En 2010-2011, je n’en ai pas parlé. Quand je suis tombée enceinte en février, je n’ai rien dit car je voulais attendre que le premier trimestre se passe. Et quand j’ai fait ma fausse couche à 9SG, je n’ai rien dit non plus. Sans doute parce que j’avais trop de peine pour en parler et que j’estimais que ça ne regardait que moi. Je précise que c’était ma première (et unique) année dans cette école, je n’étais donc pas spécialement proche de mes collègues. Avec la directrice, ça s’est plutôt mal passé. Elle ne l’a pas dit ouvertement, mais comme j’ai eu des absences que je ne justifiais pas, elle m’a fait sentir qu’elle me prenait pour une petite flemmarde qui n’avait pas une haute idée de ses responsabilités. Un jour, elle m’a envoyé un SMS en me demandant si j’étais bien certaine d’avoir besoin de cet arrêt, car cela posait des problèmes d’organisation, qu’il n’y avait pas de remplaçant, que pour les enfants ce n’était pas bien blablabla. Merci de me faire culpabiliser, comme si j’étais en arrêt par plaisir (et comme si c’était de ma faute s’il y avait une pénurie de remplaçants, mais ça c’est une autre histoire).
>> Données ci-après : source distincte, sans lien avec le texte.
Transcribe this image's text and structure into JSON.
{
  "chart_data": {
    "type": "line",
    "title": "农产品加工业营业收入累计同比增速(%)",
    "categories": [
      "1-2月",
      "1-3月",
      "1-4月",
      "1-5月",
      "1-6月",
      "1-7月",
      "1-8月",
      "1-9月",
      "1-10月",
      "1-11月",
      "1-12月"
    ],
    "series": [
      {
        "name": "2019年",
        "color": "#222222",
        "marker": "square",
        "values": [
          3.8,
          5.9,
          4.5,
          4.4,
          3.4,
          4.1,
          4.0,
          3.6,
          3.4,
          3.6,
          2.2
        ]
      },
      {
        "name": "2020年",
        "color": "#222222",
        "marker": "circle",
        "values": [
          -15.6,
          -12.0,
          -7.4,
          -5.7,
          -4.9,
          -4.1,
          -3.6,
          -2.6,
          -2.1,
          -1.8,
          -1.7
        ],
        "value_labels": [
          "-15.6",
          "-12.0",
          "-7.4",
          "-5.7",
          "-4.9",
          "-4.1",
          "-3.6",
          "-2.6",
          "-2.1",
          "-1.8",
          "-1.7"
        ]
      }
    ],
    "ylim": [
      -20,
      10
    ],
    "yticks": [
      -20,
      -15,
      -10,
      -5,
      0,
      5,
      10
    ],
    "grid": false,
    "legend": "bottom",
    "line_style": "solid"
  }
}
En 2011-2012, nouvelle école. J’ai saigné en tout début de grossesse la première semaine de la rentrée. Mon médecin m’a arrêtée en espérant m’éviter la fausse couche, mais en fait non. Histoire de ne pas revivre la mauvaise ambiance de l’année précédente et d’éviter les mauvaises interprétations, j’ai joué la transparence avec ma directrice. Et ça s’est très bien passé. Et quand il a fallu que j’obtienne des autorisations d’absence pour mes RV en PMA (car évidemment, je ne pouvais pas choisir mes jours de consultation), elle a signé les papiers sans problème. D’un côté, la transparence est plus confortable, mais d’un autre côté, ça n’a pas toujours été agréable de voir mon intimité dévoilée à des collègues que je connaissais à peine (même si elles ont été charmantes).

L’année prochaine (encore une nouvelle école), je pense que je serai obligée d’en parler à cause de mes RV PMA, mais je sais que cela va me coûter d’exposer ma vie privée. J’imagine le premier contact. « Bonjour cher directeur ! Je suis la nouvelle maîtresse et je ne peux pas avoir d’enfant. D’ailleurs, je serai absente la deuxième semaine pour un RV PMA. » Super pour l’ambiance ! Trop hâte.